"Picks and shovels" and the sudden abundance of vector databases

⛏ “Picks and shovels” strategy: how everyone wants to outsmart the competition by building vector dbs 😀

Picks and shovels is an investment strategy which refers to the California Gold Rush. Instead of looking for gold with no guarantee of finding it, it is better to sell equipment such as picks and shovels to prospectors and thus build a more stable yet prosperous business.

Vector databases are used to store vectors produced by a specific type of AI models called embedding models. They are often considered to be the shovels needed for AI to run (though a large number of AI systems don’t need them).

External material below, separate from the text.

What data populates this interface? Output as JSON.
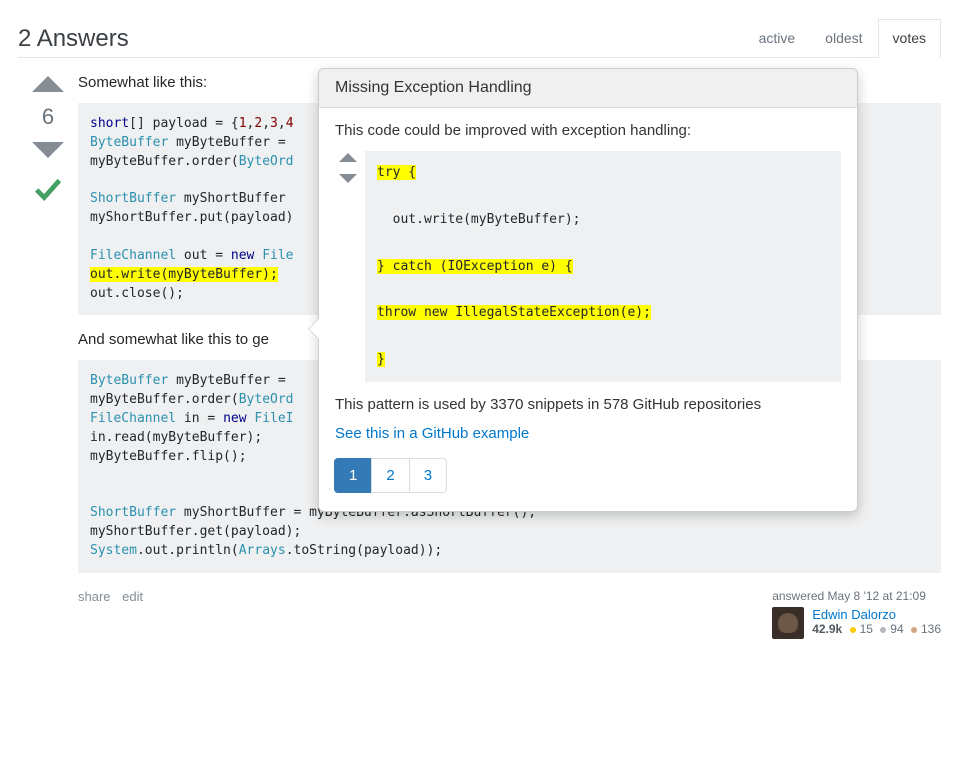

Vector databases have existed before, but they gained a lot of attention after the meteoric success of ChatGPT. Now, there’s an abundance of such dbs. To quote LlamaIndex’s documentation:

LlamaIndex supports over 20 different vector store options. We are actively adding more integrations and improving feature coverage for each.

Is there enough demand for all of them? - Probably not. In the tech industry, usually there’s only one winner who takes it all. 🏆

But vector dbs are evolving too. Vector search alone is often not a complete solution, so vector databases pivot to hybrid search: offering both keyword and vector search, as well as filtering and other features.
On the other hand, existing databases have also jumped on the AI bandwagon, adding support for vectors or moving into the direction of the hybrid search (e.g. Elasticsearch).

Worth mentioning - vector databases aren’t AI themselves. Future LLMs actually might be able to query existing systems and find what they need on their own.
Vector search is a form of optimization, improving search results obtained by a LLM, cutting costs, especially if the domain is known and the embedding model can be trained upon it.

Summing up:

The future of vector databases isn’t obvious, especially with so many players in the field.
“Picks and shovels” isn’t enough anymore to outsmart the market.